His interns work also resulted in a paper that will take several of the students to Milwaukie, Wis., in the fall to present their poster at the National Association of Medical Examiners. “I’m hoping to get them a job after they graduate,” said Dr. Sandusky, who points out that the experience will provide the students a rare opportunity to meet professionals in the field from across the country.
“This whole experience has really been a great opportunity to get introduced into what real scientists and professionals do in their jobs,” said Chelsea Dodge, a junior forensic science major and one of the interns who will present in the fall “Everyone’s so willing to work with you and your classes schedules. You’ve got great access to the mentors because they’re all right here on campus.”
The other undergraduate students to serve in Dr. Sandusky’s lab were Shannon Cook and Ronnie Surface, both also biology majors at the Purdue School of Science at IUPUI.

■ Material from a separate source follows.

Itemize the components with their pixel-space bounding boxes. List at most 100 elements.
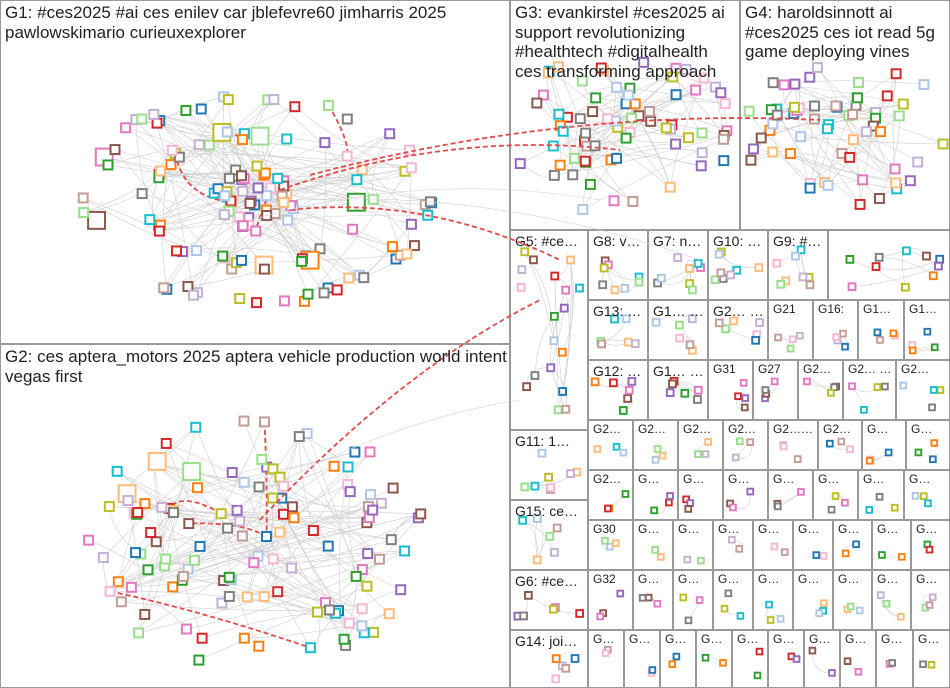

Another student in the program was Emily Doan, a sophomore biology student whose mentor was Jill Reiter, Ph.D., assistant professor of OB-GYN. Her internship experience involved helping gather more information about why placenta samples from mothers who received a drug used to treat gestational diabetes also causes abnormally high birth weights.
“As an undergraduate, you spend most of your time in lectures, or, if you’re in a lab, your teaching is always looking over your shoulder,” Doan said. “My mentor really gave me space to me learn and perform assays on my own.”

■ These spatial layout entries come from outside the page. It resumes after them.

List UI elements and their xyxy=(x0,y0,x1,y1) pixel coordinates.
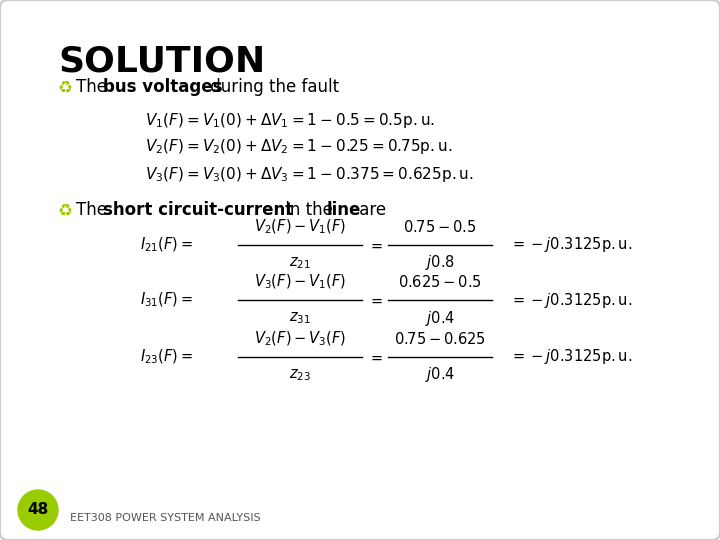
Text: $= -j0.3125\mathrm{p.u.}$: $= -j0.3125\mathrm{p.u.}$ xyxy=(510,235,632,254)
Text: $0.75-0.5$: $0.75-0.5$ xyxy=(403,219,477,235)
Text: $V_3(F)-V_1(F)$: $V_3(F)-V_1(F)$ xyxy=(254,273,346,291)
Text: SOLUTION: SOLUTION xyxy=(58,45,265,79)
Text: $j0.4$: $j0.4$ xyxy=(425,366,455,384)
Text: $V_1(F)=V_1(0)+\Delta V_1 = 1-0.5 = 0.5\mathrm{p.u.}$: $V_1(F)=V_1(0)+\Delta V_1 = 1-0.5 = 0.5\… xyxy=(145,111,435,130)
Text: $0.625-0.5$: $0.625-0.5$ xyxy=(398,274,482,290)
Text: $= -j0.3125\mathrm{p.u.}$: $= -j0.3125\mathrm{p.u.}$ xyxy=(510,291,632,309)
Text: short circuit-current: short circuit-current xyxy=(103,201,293,219)
Text: $=$: $=$ xyxy=(368,293,384,307)
Text: during the fault: during the fault xyxy=(205,78,339,96)
Text: $z_{21}$: $z_{21}$ xyxy=(289,255,311,271)
Text: $j0.8$: $j0.8$ xyxy=(426,253,455,273)
Text: EET308 POWER SYSTEM ANALYSIS: EET308 POWER SYSTEM ANALYSIS xyxy=(70,513,261,523)
Text: $I_{31}(F)=$: $I_{31}(F)=$ xyxy=(140,291,193,309)
Text: 48: 48 xyxy=(27,503,49,517)
Text: $=$: $=$ xyxy=(368,238,384,253)
Text: line: line xyxy=(327,201,361,219)
Text: $z_{23}$: $z_{23}$ xyxy=(289,367,311,383)
Text: The: The xyxy=(76,78,112,96)
Text: $I_{21}(F)=$: $I_{21}(F)=$ xyxy=(140,236,193,254)
Text: in the: in the xyxy=(280,201,338,219)
Text: ♻: ♻ xyxy=(58,78,73,96)
Text: are: are xyxy=(354,201,386,219)
Text: $= -j0.3125\mathrm{p.u.}$: $= -j0.3125\mathrm{p.u.}$ xyxy=(510,348,632,367)
Text: $z_{31}$: $z_{31}$ xyxy=(289,310,311,326)
Text: $V_2(F)-V_1(F)$: $V_2(F)-V_1(F)$ xyxy=(254,218,346,236)
Text: $0.75-0.625$: $0.75-0.625$ xyxy=(394,331,486,347)
Text: $V_2(F)=V_2(0)+\Delta V_2 = 1-0.25 = 0.75\mathrm{p.u.}$: $V_2(F)=V_2(0)+\Delta V_2 = 1-0.25 = 0.7… xyxy=(145,138,452,157)
Text: $V_3(F)=V_3(0)+\Delta V_3 = 1-0.375 = 0.625\mathrm{p.u.}$: $V_3(F)=V_3(0)+\Delta V_3 = 1-0.375 = 0.… xyxy=(145,165,474,184)
Text: The: The xyxy=(76,201,112,219)
Text: $j0.4$: $j0.4$ xyxy=(425,308,455,327)
Text: $V_2(F)-V_3(F)$: $V_2(F)-V_3(F)$ xyxy=(254,330,346,348)
Text: $I_{23}(F)=$: $I_{23}(F)=$ xyxy=(140,348,193,366)
Circle shape xyxy=(18,490,58,530)
Text: ♻: ♻ xyxy=(58,201,73,219)
Text: $=$: $=$ xyxy=(368,349,384,364)
Text: bus voltages: bus voltages xyxy=(103,78,222,96)
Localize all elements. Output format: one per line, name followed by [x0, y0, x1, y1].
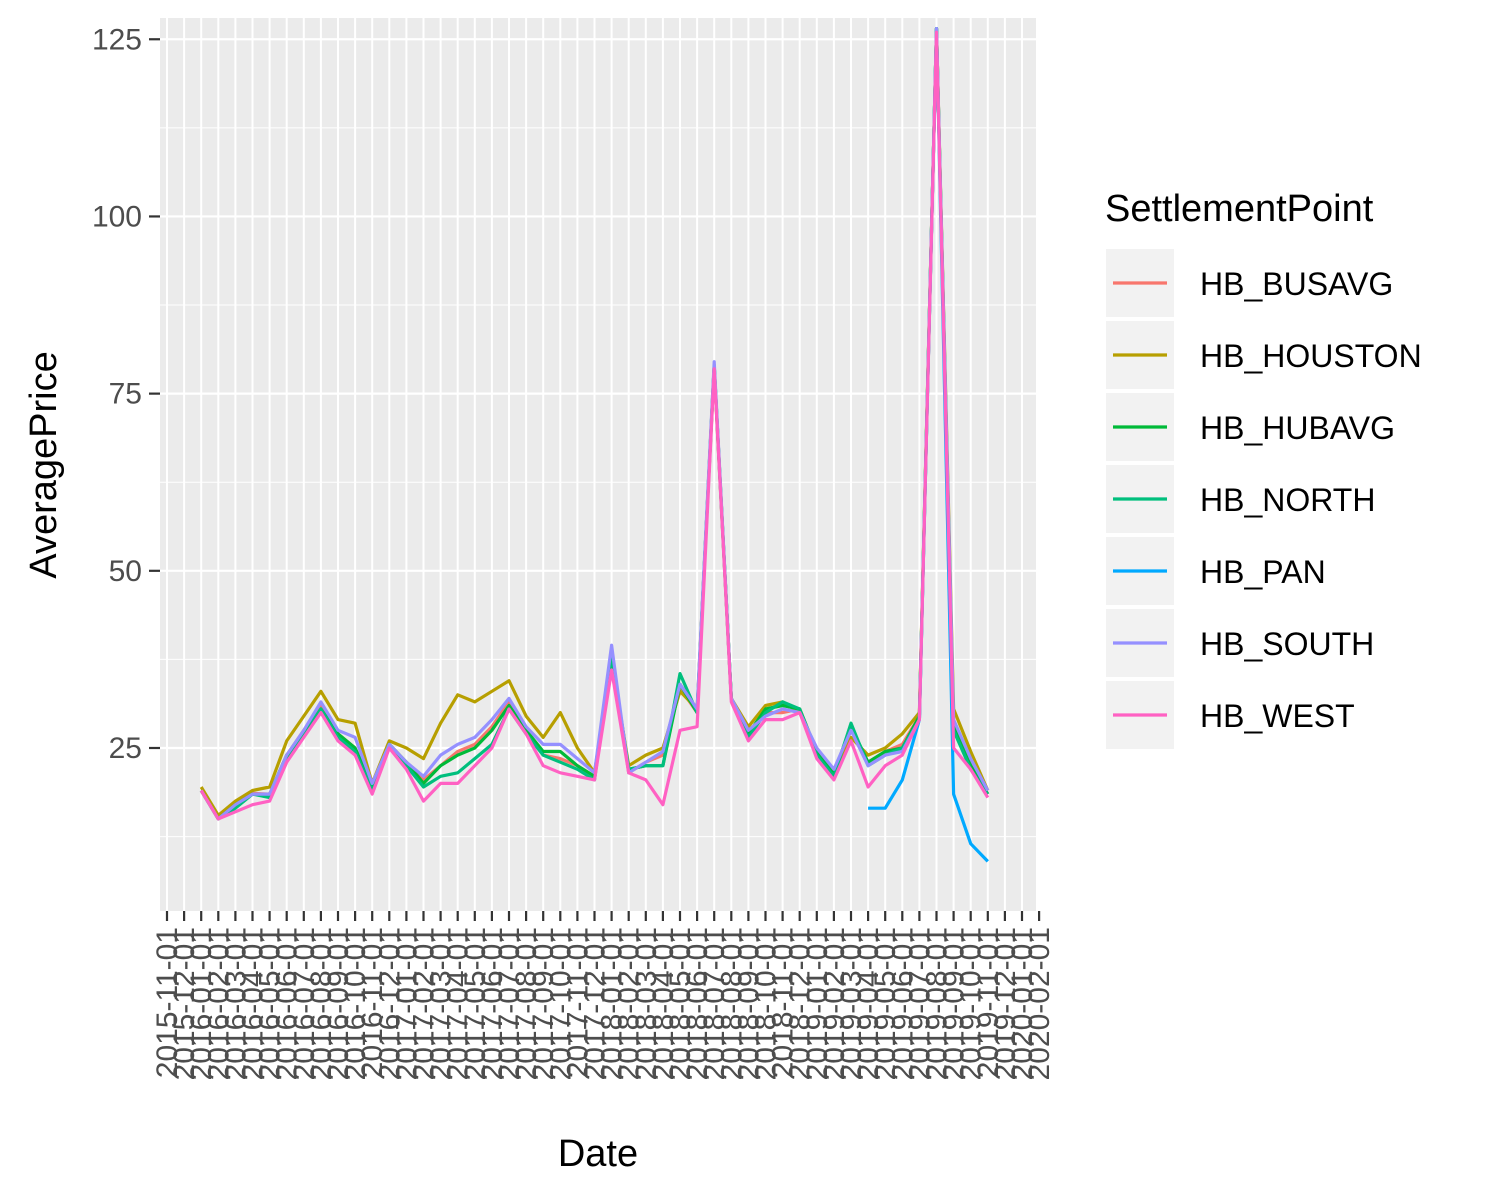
- x-tick-label: 2019-12-01: [989, 927, 1022, 1080]
- x-tick-label: 2017-04-01: [442, 927, 475, 1080]
- x-tick-label: 2016-07-01: [288, 927, 321, 1080]
- x-tick-label: 2017-12-01: [579, 927, 612, 1080]
- x-tick-label: 2018-06-01: [681, 927, 714, 1080]
- x-tick-label: 2016-04-01: [237, 927, 270, 1080]
- x-tick-label: 2019-09-01: [938, 927, 971, 1080]
- x-tick-label: 2017-11-01: [561, 927, 594, 1078]
- x-tick-label: 2017-07-01: [493, 927, 526, 1080]
- x-tick-label: 2017-10-01: [544, 927, 577, 1080]
- x-tick-label: 2018-08-01: [715, 927, 748, 1080]
- x-tick-label: 2019-05-01: [869, 927, 902, 1080]
- legend-label-hb-hubavg: HB_HUBAVG: [1200, 410, 1395, 446]
- x-tick-label: 2016-06-01: [271, 927, 304, 1080]
- legend-label-hb-north: HB_NORTH: [1200, 482, 1375, 518]
- x-tick-label: 2018-04-01: [647, 927, 680, 1080]
- x-tick-label: 2016-01-01: [185, 927, 218, 1080]
- x-tick-label: 2019-10-01: [955, 927, 988, 1080]
- x-tick-label: 2018-09-01: [732, 927, 765, 1080]
- x-tick-label: 2020-01-01: [1006, 927, 1039, 1080]
- x-tick-label: 2016-11-01: [356, 927, 389, 1078]
- y-axis: 25 50 75 100 125: [92, 23, 160, 765]
- x-tick-label: 2019-11-01: [972, 927, 1005, 1078]
- x-tick-label: 2016-08-01: [305, 927, 338, 1080]
- series-line-hb-west: [199, 30, 990, 821]
- x-tick-label: 2017-06-01: [476, 927, 509, 1080]
- series-lines: [199, 27, 990, 863]
- x-tick-label: 2019-03-01: [835, 927, 868, 1080]
- legend-label-hb-pan: HB_PAN: [1200, 554, 1326, 590]
- y-tick-label: 50: [109, 555, 142, 588]
- x-tick-label: 2016-05-01: [254, 927, 287, 1080]
- x-tick-label: 2018-11-01: [767, 927, 800, 1078]
- x-tick-label: 2018-03-01: [630, 927, 663, 1080]
- legend-label-hb-south: HB_SOUTH: [1200, 626, 1374, 662]
- legend: SettlementPoint HB_BUSAVG HB_HOUSTON HB_HU…: [1105, 188, 1422, 749]
- x-tick-label: 2017-09-01: [527, 927, 560, 1080]
- x-axis: 2015-11-012015-12-012016-01-012016-02-01…: [151, 911, 1056, 1080]
- x-tick-label: 2017-02-01: [408, 927, 441, 1080]
- x-tick-label: 2016-10-01: [339, 927, 372, 1080]
- x-tick-label: 2019-07-01: [903, 927, 936, 1080]
- legend-label-hb-west: HB_WEST: [1200, 698, 1355, 734]
- x-tick-label: 2017-01-01: [390, 927, 423, 1080]
- x-tick-label: 2019-08-01: [921, 927, 954, 1080]
- legend-title: SettlementPoint: [1105, 188, 1374, 230]
- x-tick-label: 2018-05-01: [664, 927, 697, 1080]
- x-tick-label: 2020-02-01: [1023, 927, 1056, 1080]
- x-tick-label: 2017-08-01: [510, 927, 543, 1080]
- x-tick-label: 2018-10-01: [750, 927, 783, 1080]
- grid-lines: [160, 18, 1041, 911]
- x-tick-label: 2015-11-01: [151, 927, 184, 1078]
- x-tick-label: 2019-06-01: [886, 927, 919, 1080]
- x-tick-label: 2016-03-01: [219, 927, 252, 1080]
- x-tick-label: 2019-01-01: [801, 927, 834, 1080]
- y-tick-label: 25: [109, 732, 142, 765]
- x-tick-label: 2016-12-01: [373, 927, 406, 1080]
- x-axis-title: Date: [558, 1133, 638, 1175]
- legend-label-hb-busavg: HB_BUSAVG: [1200, 266, 1393, 302]
- x-tick-label: 2018-07-01: [698, 927, 731, 1080]
- x-tick-label: 2018-01-01: [596, 927, 629, 1080]
- y-axis-title: AveragePrice: [23, 351, 65, 578]
- x-tick-label: 2019-04-01: [852, 927, 885, 1080]
- legend-label-hb-houston: HB_HOUSTON: [1200, 338, 1422, 374]
- y-tick-label: 125: [92, 23, 142, 56]
- x-tick-label: 2015-12-01: [168, 927, 201, 1080]
- x-tick-label: 2018-02-01: [613, 927, 646, 1080]
- x-tick-label: 2016-09-01: [322, 927, 355, 1080]
- x-tick-label: 2019-02-01: [818, 927, 851, 1080]
- y-tick-label: 75: [109, 378, 142, 411]
- y-tick-label: 100: [92, 200, 142, 233]
- x-tick-label: 2018-12-01: [784, 927, 817, 1080]
- x-tick-label: 2017-03-01: [425, 927, 458, 1080]
- x-tick-label: 2016-02-01: [202, 927, 235, 1080]
- x-tick-label: 2017-05-01: [459, 927, 492, 1080]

The program helped her feel better prepared to embark in the next step in her career, added Doan, was recently accepted into graduate program at the Purdue University School of Pharmacy.
Other students to participant in the program have gone in to graduate school in medicine, nursing, dentistry, optometry and pharmacy, among other majors, added Gilbert, who notes the program accepts students from about 27 different pre-professional majors and minors across almost all of the different IUPUI schools, especially the Purdue School of Science at IUPUI and the bioengineering program at the IU School of Engineering and Technology at IUPUI.
Gilbert added that about 40 percent of participants in the program go directly to graduate or professional school after graduation, and that about 98 percent of students to participate in the program who have not yet graduated remain enrolled full-time.